Does America’s Tax System Willfully Favor the Rich?
Who’s cheating on Uncle Sam the most these days? Earlier this year, two IRS researchers joined economists from Carnegie Mellon, the London School of Economics and the University of California at Berkeley to explore this question.
According to these analysts, Americans at the top and bottom of the income scale do not report all of their income. But the level of non-reporting varies enormously. Among Americans belonging to the poorest 50% in the country, only 7% of income goes unreported. In the top 1%, it’s almost 20%.
What is happening here? Or is it just deeply but unintentionally flawed?
This is a complicated question. But as a tax lawyer, I firmly believe that the flaws are intentional. Let’s take a look at the evidence.
Most of us don’t have the ability to exclude income from our tax returns. Our employers report all of our wages and salaries on W-2 forms. Our financial institutions declare interest on our savings and dividends on our 1099 shares.

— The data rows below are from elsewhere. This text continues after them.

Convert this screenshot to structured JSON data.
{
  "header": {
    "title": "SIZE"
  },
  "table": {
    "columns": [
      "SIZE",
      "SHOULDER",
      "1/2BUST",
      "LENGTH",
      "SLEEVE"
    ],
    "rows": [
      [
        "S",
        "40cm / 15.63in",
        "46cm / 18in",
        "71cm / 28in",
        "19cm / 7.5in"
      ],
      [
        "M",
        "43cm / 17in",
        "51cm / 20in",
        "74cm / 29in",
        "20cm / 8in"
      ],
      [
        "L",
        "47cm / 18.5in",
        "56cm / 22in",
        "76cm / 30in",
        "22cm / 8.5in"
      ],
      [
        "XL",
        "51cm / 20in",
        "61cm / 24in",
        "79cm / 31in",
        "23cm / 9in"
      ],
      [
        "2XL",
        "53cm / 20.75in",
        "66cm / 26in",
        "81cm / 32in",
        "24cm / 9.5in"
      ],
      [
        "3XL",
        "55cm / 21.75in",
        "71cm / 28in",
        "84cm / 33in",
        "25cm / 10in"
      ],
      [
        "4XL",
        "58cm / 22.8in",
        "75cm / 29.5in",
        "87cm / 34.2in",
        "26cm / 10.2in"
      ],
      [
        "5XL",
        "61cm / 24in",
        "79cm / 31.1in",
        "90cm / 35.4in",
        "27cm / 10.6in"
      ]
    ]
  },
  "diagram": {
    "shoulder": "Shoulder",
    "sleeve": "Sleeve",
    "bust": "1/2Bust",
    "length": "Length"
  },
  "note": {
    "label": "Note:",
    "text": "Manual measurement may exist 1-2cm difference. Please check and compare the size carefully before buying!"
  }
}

But the type of income that many comes up with at the top of our income scale – business income from partnerships and other special categories of business enterprises – usually doesn’t appear on any form that needs to be filed with the IRS. .
In other words, we have a tax system with a built-in loophole in reporting information. This certainly counts as a major flaw.
An intentional fault? Maybe, but it’s debatable. So let’s take a look at the recent dramatic drop in IRS audit rates on the nation’s wealthiest.
Audits on revenues over $ 1 million have fallen by 71% since 2010, says the Center on Budget and Policy Priorities. This drop reflects fairly substantial cuts to the IRS budget – a 19% hit since 2010 – and what could be more intentional than budget cuts?
Some might argue that the drop in auditing on high-income earners may simply reflect the inevitable complexity of their returns, which can include all kinds of business entities and trusts.
Section 6707A of the tax code imposes a penalty for failing to disclose a âlisted transaction,â essentially any transaction that the IRS identifies as an abusive measure to avoid taxes.
The sanction for violation of article 6707A? An amount equal to 75% of the tax that a taxpayer sought to avoid through the transaction, even if the transaction itself is considered legitimate. Failure to disclose also gives the IRS unlimited time to verify reports of listed transactions, not just the regular three years.
Sounds like a squeeze for shady declarers, doesn’t it? Those who engage in listed transactions may disclose their abusive transactions in their tax return, a decision that will almost certainly trigger an audit. Or they can omit disclosure and risk a huge penalty.
But there is a catch. Section 6707A carries a maximum penalty. No person who fails to disclose a listed transaction can be fined more than $ 100,000.
Think about it for a moment. For a person who engages in a listed transaction to avoid multi-million dollar income tax, the penalty limit in Section 6707A essentially imposes no deterrent to tax evasion.
If you’re trying to avoid $ 50,000 in tax, the threat of a penalty of $ 37,500 on top of the tax owed will be intimidating. But if you’re trying to avoid $ 3,000,000 in taxes, that threat of a $ 100,000 penalty is insignificant. Without the possibility of a severe penalty, even the indefinite audit risk becomes much less threatening.
The bottom line: Section 6707A undoubtedly rigs our tax system in favor of the ultra-rich. What good policy could be served by intentionally limiting the exposure to penalties of very wealthy taxpayers and no one else? I can’t think of one.
Could the intentional rigging of the tax code in favor of the rich be limited to this one obscure sanction provision? Do you want to buy a bridge?
Bob Lord is a tax lawyer and associate researcher at the Institute for Policy Studies.